Preferably, a first clamping head is arranged at the end part of the first electrode, a first clamping blind hole is arranged on the inner side of the second flexible circuit board, and the first clamping head is clamped into the first clamping blind hole;

the end part of the second electrode is provided with a second clamping head, the outer side of the first flexible circuit board is provided with a second clamping blind hole, and the second clamping head is clamped into the second clamping blind hole.

Preferably, the first flexible circuit board and/or the second flexible circuit board is replaced by a rigid-flex circuit board.

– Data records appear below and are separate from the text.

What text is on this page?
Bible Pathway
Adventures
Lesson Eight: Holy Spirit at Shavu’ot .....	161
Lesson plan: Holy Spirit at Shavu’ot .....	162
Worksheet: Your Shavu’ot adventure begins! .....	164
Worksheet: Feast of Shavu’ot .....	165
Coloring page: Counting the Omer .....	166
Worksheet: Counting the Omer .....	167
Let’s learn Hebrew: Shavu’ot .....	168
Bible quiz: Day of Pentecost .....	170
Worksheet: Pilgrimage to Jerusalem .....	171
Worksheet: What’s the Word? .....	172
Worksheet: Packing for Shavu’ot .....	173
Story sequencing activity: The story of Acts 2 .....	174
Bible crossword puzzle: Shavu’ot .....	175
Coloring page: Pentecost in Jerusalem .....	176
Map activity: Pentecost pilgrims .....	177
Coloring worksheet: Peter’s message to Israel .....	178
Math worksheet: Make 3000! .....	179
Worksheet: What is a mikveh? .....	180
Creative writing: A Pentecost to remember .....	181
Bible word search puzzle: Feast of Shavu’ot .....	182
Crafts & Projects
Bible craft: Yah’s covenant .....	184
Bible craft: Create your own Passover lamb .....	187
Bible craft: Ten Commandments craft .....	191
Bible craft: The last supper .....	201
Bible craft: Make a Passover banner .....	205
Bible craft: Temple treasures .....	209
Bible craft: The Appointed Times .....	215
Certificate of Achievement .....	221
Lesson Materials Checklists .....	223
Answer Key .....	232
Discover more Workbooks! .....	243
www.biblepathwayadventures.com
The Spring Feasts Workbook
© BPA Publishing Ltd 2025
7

Preferably, the supporting arm extends backwards from the position between the first upper clamping groove and the first lower clamping groove of the inner side wall of the shell;

the supporting arm is provided with a clamping notch, the first flexible circuit board is provided with a signal processing module, and the signal processing module is clamped into the clamping notch.

Preferably, the side wall of the housing is provided with a via hole, and the via hole is located at an inlet of the first micro channel or the second micro channel.

Preferably, the first microchannel and the second microchannel are provided with outlets; and flow guide materials are arranged in the first micro-channel and the second micro-channel.

The invention has the beneficial effects that: the invention provides a miniature assembled layered biosensor structure, which comprises a first flexible circuit board and a second flexible circuit board, wherein the first flexible circuit board and the second flexible circuit board are bent into an arc shape and are distributed in a layered manner; the first flexible circuit board is positioned at the inner side of the second flexible circuit board; the first bending arm of the first flexible circuit board extends outwards to form a first electrode, and the first bending arm of the second flexible circuit board extends inwards to form a second electrode; one of the first electrode and the second electrode is a working electrode, and the other electrode is a counter electrode; the first electrode and the second electrode constitute a sensor unit; the working electrode WE and the counter electrode CE/reference electrode RE are separated, so that batch processing can be realized respectively; meanwhile, when the working electrode is coated with enzyme and fixed with enzyme, because the working electrode WE is far away from other electrodes, the fine operation can be conveniently carried out; the production efficiency and the design precision are improved.